As an entrepreneur, you will probably have a need for a variety of business equipment when starting up, expanding, or branching out into new avenues of business. Today, many business owners are finding it advantageous to lease equipment rather than purchase it.
One of the primary benefits of leasing is being able to acquire equipment without significantly affecting your cash flow. This is particularly important for a new business with limited financial resources. Although leasing may mean you are spending more money over the long haul, the initial layout is much less than the cost of a major purchase. This will free up cash for your day-to-day operations or to meet other needs. In addition, it is typically easier to pay a lease than it is to obtain a loan for equipment purposes.
Of course, the benefits of leasing equipment depend on the nature of the equipment. One New York–based public relations firm, which is no longer in business, actually spent several hundred dollars a year leasing a coffee pot! Obviously, you need to determine the cost of the item were you to purchase it and the cash saved by leasing it. In addition, you want to consider whether or not there would be any resale value if you were to own the equipment.
Companies normally lease larger high-tech equipment such as computers and office copiers. The advantage in leasing such equipment is that you can keep up with the rapidly changing technology without having to constantly make major expenditures. A computer, along with other hi-tech equipment, depreciates very quickly. In fact, many hi-tech tools become obsolete almost as soon as they are out of the box, with newer models constantly being designed and marketed. Leasing allows you to have the newer models in your facility every two or three years, rather than spending thousands of dollars upgrading your computers.
Typically, leasing is most attractive for costly equipment that you will either need for a short period of time or that will quickly become outdated. However, if you require a major piece of equipment that you will use for the next 15 years and that will not become outdated, it may be more cost effective to purchase the item instead.

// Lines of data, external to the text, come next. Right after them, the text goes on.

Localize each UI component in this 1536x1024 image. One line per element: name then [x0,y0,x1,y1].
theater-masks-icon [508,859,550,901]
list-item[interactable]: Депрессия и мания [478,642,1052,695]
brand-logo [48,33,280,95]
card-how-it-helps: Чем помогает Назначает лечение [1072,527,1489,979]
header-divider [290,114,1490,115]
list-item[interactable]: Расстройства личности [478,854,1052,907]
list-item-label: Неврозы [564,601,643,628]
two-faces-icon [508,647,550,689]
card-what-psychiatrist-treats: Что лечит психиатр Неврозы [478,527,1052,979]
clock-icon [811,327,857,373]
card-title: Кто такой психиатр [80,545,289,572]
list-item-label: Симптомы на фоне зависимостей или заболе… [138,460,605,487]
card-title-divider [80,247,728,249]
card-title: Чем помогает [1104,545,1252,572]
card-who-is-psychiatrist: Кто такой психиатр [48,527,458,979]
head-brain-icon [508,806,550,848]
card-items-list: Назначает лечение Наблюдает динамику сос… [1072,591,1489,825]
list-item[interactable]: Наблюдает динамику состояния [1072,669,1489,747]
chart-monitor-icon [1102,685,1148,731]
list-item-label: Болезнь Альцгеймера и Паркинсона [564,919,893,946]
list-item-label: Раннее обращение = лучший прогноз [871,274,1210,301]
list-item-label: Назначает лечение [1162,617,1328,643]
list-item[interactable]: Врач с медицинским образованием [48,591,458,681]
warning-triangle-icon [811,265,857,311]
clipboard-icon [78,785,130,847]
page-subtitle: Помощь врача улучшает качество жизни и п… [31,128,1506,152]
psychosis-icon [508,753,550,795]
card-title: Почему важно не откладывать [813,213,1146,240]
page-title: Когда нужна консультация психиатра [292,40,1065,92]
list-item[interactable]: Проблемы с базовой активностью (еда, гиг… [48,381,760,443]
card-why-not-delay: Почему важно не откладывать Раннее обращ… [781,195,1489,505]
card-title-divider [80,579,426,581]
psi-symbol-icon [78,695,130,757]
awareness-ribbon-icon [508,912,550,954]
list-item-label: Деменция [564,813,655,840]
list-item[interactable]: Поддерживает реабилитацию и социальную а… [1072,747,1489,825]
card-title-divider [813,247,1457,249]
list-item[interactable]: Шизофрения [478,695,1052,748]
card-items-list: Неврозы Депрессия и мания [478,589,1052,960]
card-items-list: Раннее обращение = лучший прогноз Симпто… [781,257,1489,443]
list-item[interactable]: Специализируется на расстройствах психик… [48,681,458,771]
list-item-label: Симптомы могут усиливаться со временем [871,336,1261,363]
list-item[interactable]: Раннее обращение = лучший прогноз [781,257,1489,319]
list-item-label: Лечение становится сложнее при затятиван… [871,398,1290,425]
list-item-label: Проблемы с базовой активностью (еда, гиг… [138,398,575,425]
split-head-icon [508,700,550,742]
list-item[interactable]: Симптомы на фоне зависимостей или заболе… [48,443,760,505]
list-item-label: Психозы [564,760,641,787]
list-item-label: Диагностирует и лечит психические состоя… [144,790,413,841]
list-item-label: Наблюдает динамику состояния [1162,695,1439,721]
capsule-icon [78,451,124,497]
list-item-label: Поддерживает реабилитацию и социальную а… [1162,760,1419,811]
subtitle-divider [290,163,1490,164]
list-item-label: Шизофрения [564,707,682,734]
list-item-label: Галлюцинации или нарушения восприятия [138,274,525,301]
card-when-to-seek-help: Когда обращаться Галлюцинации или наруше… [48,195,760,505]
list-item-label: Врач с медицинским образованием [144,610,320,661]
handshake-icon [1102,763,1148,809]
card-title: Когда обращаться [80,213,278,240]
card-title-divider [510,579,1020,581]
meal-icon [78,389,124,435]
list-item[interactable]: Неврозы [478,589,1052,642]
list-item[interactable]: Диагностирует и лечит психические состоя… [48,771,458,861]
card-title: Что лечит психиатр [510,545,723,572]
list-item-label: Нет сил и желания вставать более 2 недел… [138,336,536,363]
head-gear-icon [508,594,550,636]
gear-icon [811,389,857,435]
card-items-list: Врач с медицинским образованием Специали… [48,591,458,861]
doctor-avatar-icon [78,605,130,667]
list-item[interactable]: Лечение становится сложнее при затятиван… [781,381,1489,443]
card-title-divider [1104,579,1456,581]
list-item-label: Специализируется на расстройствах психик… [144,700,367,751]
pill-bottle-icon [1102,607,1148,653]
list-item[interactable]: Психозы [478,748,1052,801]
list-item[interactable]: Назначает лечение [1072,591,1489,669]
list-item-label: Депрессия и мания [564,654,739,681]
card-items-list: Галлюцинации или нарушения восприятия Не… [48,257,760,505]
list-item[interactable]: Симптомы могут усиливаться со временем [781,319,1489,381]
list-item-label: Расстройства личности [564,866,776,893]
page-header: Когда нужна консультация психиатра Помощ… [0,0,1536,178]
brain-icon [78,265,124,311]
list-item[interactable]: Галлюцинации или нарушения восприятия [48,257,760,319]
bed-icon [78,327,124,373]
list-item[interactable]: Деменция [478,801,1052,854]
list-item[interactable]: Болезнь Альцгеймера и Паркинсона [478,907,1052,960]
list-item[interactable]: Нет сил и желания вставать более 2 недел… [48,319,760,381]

Of course, before you lease any equipment, you need to read the lease agreement very carefully. It is imperative that you understand the leasing terms. Who is responsible for any possible damage? Who will pay to repair the equipment should it become defective? Are there additional fees included? Can the equipment be upgraded? If you need to terminate the lease early, how much is the early termination fee? Can you purchase the equipment at fair market value when the lease terminates? You need to answer each of these questions and make sure the terms meet your needs. There are many equipment-leasing options available, and you should evaluate the pros and cons of each option before signing a lease agreement.
There are also some tax benefits to leasing. If you choose an operating lease, your payments are considered operating expenses and you can deduct the monthly payments on your taxes. A finance lease is considered debt and the depreciation of the equipment can be deducted. Such a lease also includes the option to buy at the lease termination.